Stochastic differential equation models of erratic infiltration

Laboratory and field infiltration data exhibit a degree of erratic variability usually associated with measurement errors and uncertainties in the phenomenon of unsaturated porous media flow. Traditionally, these uncertainties are ignored and averaged soil characteristic curves are used in the inverse and direct modeling problems. However it is desirable to develop models capable of reproducing the inherent variability of soil moisture in order to study the erratic physics of flow at the laboratory level and to reproduce infiltration data in natural watersheds. In the present article, two exploratory models are tested as to their ability to replicate the erratic variability of experimental horizontal infiltration data.
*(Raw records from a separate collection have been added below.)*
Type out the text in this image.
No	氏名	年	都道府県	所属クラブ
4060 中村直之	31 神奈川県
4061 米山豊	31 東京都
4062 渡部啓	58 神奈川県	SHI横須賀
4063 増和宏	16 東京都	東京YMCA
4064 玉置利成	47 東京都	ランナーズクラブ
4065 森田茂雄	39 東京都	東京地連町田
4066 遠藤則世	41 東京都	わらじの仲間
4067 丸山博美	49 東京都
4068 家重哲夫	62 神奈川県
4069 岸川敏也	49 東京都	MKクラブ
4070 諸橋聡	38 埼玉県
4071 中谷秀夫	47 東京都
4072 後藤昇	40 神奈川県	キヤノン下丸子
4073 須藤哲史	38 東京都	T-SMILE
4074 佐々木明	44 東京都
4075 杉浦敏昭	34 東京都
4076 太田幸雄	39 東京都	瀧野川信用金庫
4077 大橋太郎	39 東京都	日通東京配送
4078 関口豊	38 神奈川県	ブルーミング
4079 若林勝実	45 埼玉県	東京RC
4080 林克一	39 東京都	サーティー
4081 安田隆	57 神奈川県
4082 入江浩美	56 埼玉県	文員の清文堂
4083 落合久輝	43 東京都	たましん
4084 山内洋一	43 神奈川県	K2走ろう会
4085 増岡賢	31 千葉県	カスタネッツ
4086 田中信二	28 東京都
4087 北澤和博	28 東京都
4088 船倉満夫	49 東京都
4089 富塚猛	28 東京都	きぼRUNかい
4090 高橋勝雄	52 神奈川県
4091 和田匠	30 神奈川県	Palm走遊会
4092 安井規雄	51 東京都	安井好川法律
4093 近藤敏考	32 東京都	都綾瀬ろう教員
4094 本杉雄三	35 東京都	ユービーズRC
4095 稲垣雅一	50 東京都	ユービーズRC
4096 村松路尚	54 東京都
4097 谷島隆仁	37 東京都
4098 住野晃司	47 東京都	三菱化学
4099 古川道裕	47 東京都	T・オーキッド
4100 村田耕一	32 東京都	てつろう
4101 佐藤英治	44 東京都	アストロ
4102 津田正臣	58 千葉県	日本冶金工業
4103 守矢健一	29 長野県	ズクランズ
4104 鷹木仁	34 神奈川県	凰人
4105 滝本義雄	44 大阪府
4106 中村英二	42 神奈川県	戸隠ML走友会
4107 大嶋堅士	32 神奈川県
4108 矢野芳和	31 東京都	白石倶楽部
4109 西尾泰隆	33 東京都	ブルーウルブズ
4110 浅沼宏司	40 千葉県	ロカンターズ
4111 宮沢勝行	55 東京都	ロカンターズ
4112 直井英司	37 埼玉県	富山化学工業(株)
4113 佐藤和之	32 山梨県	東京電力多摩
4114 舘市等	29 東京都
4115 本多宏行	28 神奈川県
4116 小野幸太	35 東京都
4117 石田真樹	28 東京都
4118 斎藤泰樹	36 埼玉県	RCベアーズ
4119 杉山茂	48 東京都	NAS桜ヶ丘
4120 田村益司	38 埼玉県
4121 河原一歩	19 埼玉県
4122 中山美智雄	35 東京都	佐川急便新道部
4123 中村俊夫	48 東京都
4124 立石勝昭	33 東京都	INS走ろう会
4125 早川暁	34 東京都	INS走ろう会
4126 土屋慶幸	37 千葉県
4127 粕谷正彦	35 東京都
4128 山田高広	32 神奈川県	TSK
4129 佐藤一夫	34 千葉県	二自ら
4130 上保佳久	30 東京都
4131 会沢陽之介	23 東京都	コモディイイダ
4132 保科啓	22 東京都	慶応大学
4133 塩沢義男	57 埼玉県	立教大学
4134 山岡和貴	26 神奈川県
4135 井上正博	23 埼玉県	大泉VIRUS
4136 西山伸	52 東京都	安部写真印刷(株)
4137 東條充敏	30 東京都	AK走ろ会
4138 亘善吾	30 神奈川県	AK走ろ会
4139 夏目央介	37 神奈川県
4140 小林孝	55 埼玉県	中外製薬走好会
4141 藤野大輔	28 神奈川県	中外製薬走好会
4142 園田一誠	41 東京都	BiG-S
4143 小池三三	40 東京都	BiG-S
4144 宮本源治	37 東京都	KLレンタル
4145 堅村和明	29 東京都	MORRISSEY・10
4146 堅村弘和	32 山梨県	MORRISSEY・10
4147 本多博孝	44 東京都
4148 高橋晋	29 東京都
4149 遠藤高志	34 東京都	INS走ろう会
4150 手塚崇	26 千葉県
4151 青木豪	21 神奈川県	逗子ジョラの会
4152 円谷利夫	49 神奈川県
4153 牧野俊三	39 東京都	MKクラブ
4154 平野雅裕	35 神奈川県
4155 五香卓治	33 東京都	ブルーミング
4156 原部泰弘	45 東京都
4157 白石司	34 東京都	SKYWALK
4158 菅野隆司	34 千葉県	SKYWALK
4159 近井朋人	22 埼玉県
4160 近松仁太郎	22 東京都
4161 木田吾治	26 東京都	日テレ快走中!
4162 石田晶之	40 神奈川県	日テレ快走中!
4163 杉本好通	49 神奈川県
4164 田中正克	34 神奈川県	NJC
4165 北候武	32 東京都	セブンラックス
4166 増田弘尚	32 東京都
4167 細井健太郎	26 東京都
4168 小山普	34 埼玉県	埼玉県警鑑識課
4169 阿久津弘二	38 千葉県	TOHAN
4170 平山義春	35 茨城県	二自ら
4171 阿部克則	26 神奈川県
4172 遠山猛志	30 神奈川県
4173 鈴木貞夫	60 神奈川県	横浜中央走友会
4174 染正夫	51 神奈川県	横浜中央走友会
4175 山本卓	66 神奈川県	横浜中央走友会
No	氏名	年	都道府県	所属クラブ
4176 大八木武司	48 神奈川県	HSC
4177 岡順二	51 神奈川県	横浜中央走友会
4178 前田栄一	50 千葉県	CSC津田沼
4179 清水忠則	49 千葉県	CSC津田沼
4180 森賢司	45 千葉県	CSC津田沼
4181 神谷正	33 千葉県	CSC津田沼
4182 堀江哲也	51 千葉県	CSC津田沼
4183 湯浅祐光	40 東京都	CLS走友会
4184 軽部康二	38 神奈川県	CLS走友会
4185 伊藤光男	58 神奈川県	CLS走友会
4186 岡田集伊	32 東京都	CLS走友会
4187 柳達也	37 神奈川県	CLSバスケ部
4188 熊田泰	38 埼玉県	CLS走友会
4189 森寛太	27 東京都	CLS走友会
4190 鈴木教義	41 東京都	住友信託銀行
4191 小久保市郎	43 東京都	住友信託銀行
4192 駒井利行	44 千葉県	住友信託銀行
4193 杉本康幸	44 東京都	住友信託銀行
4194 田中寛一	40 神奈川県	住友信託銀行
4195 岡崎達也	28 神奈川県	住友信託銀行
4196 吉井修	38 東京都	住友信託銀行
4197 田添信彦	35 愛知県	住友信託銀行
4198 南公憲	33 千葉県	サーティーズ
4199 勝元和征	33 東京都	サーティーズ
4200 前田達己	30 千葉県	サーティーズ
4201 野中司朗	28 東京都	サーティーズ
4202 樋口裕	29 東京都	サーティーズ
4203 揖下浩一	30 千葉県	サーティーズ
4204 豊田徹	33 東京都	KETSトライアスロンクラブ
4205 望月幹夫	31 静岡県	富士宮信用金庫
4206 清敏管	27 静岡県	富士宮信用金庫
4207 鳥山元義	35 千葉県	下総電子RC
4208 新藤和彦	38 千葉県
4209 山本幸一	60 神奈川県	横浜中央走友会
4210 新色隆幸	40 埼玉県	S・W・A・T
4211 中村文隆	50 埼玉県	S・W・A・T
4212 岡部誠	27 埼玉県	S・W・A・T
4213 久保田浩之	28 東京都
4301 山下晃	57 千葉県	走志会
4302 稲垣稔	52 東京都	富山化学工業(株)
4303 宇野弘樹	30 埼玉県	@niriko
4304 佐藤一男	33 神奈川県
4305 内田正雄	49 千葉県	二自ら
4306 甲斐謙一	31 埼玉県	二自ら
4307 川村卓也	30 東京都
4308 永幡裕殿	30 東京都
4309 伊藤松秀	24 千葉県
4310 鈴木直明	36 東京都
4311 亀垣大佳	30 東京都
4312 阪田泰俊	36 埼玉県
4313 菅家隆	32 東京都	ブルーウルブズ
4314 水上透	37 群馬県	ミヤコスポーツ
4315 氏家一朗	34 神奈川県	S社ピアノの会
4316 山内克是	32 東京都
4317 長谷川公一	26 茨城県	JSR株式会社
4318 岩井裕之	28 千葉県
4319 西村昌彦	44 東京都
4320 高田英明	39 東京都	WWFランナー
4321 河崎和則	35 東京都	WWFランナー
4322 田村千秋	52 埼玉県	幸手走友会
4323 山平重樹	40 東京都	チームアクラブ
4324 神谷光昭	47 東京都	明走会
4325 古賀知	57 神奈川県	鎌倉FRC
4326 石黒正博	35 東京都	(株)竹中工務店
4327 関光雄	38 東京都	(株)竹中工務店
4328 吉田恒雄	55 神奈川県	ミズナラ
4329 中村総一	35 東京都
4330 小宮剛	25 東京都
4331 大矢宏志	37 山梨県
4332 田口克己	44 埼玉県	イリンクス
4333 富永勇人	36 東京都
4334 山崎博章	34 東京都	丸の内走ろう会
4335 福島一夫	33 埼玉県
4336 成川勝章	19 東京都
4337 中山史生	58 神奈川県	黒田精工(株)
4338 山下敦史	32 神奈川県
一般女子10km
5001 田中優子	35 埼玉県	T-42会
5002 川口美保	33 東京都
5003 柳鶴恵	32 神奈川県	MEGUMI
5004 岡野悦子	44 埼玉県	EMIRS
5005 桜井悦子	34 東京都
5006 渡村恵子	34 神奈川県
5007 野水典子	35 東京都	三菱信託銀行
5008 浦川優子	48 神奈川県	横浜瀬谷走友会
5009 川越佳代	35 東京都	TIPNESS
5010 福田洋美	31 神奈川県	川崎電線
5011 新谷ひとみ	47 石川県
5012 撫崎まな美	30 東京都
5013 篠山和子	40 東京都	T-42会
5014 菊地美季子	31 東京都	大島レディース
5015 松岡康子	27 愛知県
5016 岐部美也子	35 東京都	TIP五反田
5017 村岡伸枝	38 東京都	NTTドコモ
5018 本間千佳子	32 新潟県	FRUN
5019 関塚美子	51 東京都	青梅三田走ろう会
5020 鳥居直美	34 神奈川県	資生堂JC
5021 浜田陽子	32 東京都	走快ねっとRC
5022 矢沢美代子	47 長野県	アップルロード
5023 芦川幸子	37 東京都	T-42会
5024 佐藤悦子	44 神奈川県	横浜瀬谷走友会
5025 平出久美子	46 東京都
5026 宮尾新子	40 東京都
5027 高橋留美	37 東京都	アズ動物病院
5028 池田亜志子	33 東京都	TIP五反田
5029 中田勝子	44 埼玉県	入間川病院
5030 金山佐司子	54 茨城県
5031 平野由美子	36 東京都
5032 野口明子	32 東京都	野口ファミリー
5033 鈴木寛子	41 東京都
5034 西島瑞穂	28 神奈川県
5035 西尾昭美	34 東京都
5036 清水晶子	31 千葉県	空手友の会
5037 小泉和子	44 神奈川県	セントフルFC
The first is based on the full partial differential equation of infiltration, and the second on the Boltzmann‐reduced differential equation. Both models are subject to a space or a time and space random soil‐water diffusivity defined as uncertainty term. The solution of the equations is presented, statistical properties of the water content function are described and verification of the models is conducted. Both models satisfactorily reproduced the statistical properties of the experimental data. While the first model easily relates to real space and time variables, the second required less computer time. As an application of the methodology, a third model is introduced as a new approach to predict vertical infiltration in hysteretic soils in natural watersheds. For this purpose, the effect of time variability of point rainfall is represented as a shot noise process, the hysteretic loops resulting from the natural wetting and drying cycles generate a correlated random soil‐water diffusivity process, and a solution of the vertical infiltration equation is presented along with statistical properties of the water content.